We can call those 3 steps the "fetch-decode-execute" cycle, or "instruction cycle".
Let's now try to understand how the CPU interprets numbers into instructions.
Let's write d0 = 100 and d7 = 200 in assembly. As an example, we pick the M68K assembly language, where it looks
like:
moveq #100, d0 and moveq #200, d7.
This is the human-readable representation of the instruction (assembly), but the CPU itself will only see the binary representation, which is:
0111000001100100 # moveq #100, d0
0111111011001000 # moveq #200, d7
Which we can see as:
| OP Code | Destination | Padding | Source |
|---|---|---|---|
| 0111 | 000 | 0 | 01100100 |
| 0111 | 111 | 0 | 11001000 |
The first 4 bits are the OP code, it tells the CPU what operation it needs to perform — in this case, 0111 is the
OP code for the moveq instruction.
Each instruction has its own OP code.
The next bits are dependent on the instruction itself.

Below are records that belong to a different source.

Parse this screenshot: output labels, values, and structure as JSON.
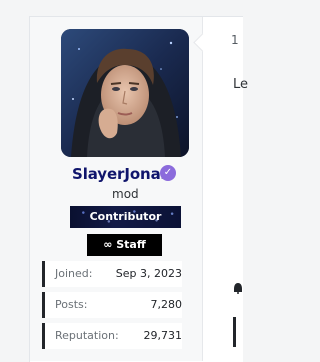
{
  "post": {
    "number": "1",
    "message_preview": "Le"
  },
  "user": {
    "username": "SlayerJonas",
    "verified_icon": "check-badge-icon",
    "title": "mod",
    "banners": [
      {
        "label": "Contributor"
      },
      {
        "label": "∞ Staff"
      }
    ],
    "stats": [
      {
        "label": "Joined:",
        "value": "Sep 3, 2023"
      },
      {
        "label": "Posts:",
        "value": "7,280"
      },
      {
        "label": "Reputation:",
        "value": "29,731"
      }
    ]
  },
  "colors": {
    "username": "#10156c",
    "verified": "#8b6bdc",
    "staff_banner": "#000000"
  }
}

In this case, the next 3 bits tell us the destination register
(we will explain later what registers are — pretend it's a variable for now), where 000 is the register d0 and
111 is the register d7.
Then there is a padding of 1 bit, which we can ignore, and the last 8 bits are the source, which is the value we want to move into the register. In this case:
01100100is binary for 10011001000is binary for 200
During the decode step, the CPU will look at the OP code to understand what operation it needs to perform, and the rest of the instruction to understand what data it needs to work with.
You might have heard before about "64-bit" or "32-bit" CPUs — this refers to the size of a single instruction, and how much data a CPU can process at once.

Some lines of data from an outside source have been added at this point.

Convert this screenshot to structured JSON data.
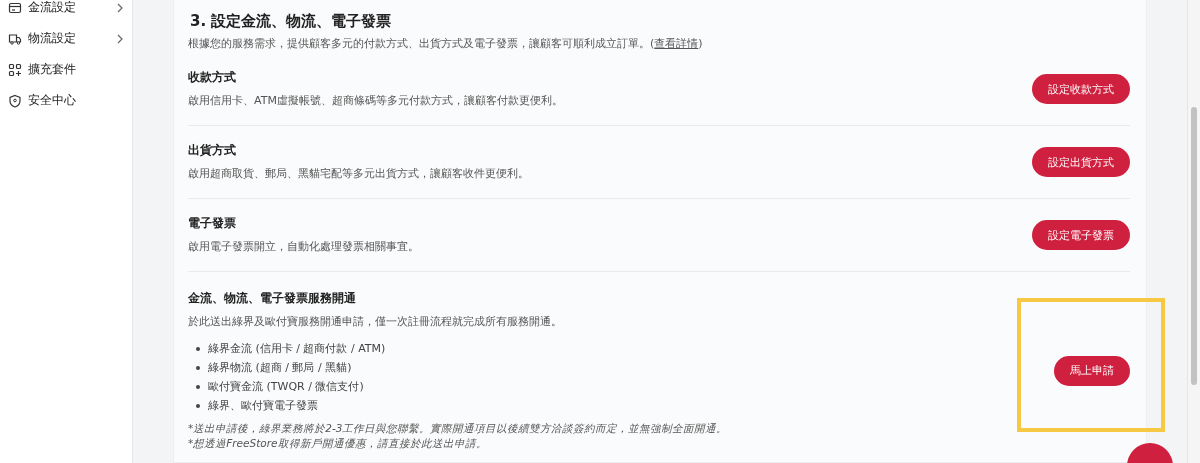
{
  "sidebar": {
    "items": [
      {
        "label": "金流設定",
        "chevron": true
      },
      {
        "label": "物流設定",
        "chevron": true
      },
      {
        "label": "擴充套件",
        "chevron": false
      },
      {
        "label": "安全中心",
        "chevron": false
      }
    ]
  },
  "section": {
    "title": "3. 設定金流、物流、電子發票",
    "description": "根據您的服務需求，提供顧客多元的付款方式、出貨方式及電子發票，讓顧客可順利成立訂單。(",
    "link": "查看詳情",
    "description_end": ")"
  },
  "settings": [
    {
      "title": "收款方式",
      "description": "啟用信用卡、ATM虛擬帳號、超商條碼等多元付款方式，讓顧客付款更便利。",
      "button": "設定收款方式"
    },
    {
      "title": "出貨方式",
      "description": "啟用超商取貨、郵局、黑貓宅配等多元出貨方式，讓顧客收件更便利。",
      "button": "設定出貨方式"
    },
    {
      "title": "電子發票",
      "description": "啟用電子發票開立，自動化處理發票相關事宜。",
      "button": "設定電子發票"
    }
  ],
  "application": {
    "title": "金流、物流、電子發票服務開通",
    "description": "於此送出綠界及歐付寶服務開通申請，僅一次註冊流程就完成所有服務開通。",
    "bullets": [
      "綠界金流 (信用卡 / 超商付款 / ATM)",
      "綠界物流 (超商 / 郵局 / 黑貓)",
      "歐付寶金流 (TWQR / 微信支付)",
      "綠界、歐付寶電子發票"
    ],
    "notes": [
      "*送出申請後，綠界業務將於2-3工作日與您聯繫。實際開通項目以後續雙方洽談簽約而定，並無強制全面開通。",
      "*想透過FreeStore取得新戶開通優惠，請直接於此送出申請。"
    ],
    "button": "馬上申請",
    "highlighted": true
  }
}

Components of assembly languages and CPUs
CPUs (and assembly languages) mostly work with the same components, which are:
- Registers: Small, fast storage locations within the CPU that hold data temporarily. They are used for quick access to frequently used values.
- Memory: Larger storage area (RAM) where data and instructions are stored. Memory is slower than registers but can hold much more data.
- Instruction Set Architecture (ISA): The set of instructions that a CPU can execute. Each instruction has a specific binary representation (opcode) and may operate on registers or memory.
- Addressing Modes: The ways in which the CPU can access data. Different addressing modes determine how the CPU interprets the operands of an instruction.
- Flags: Special bits in the CPU that indicate the status of operations.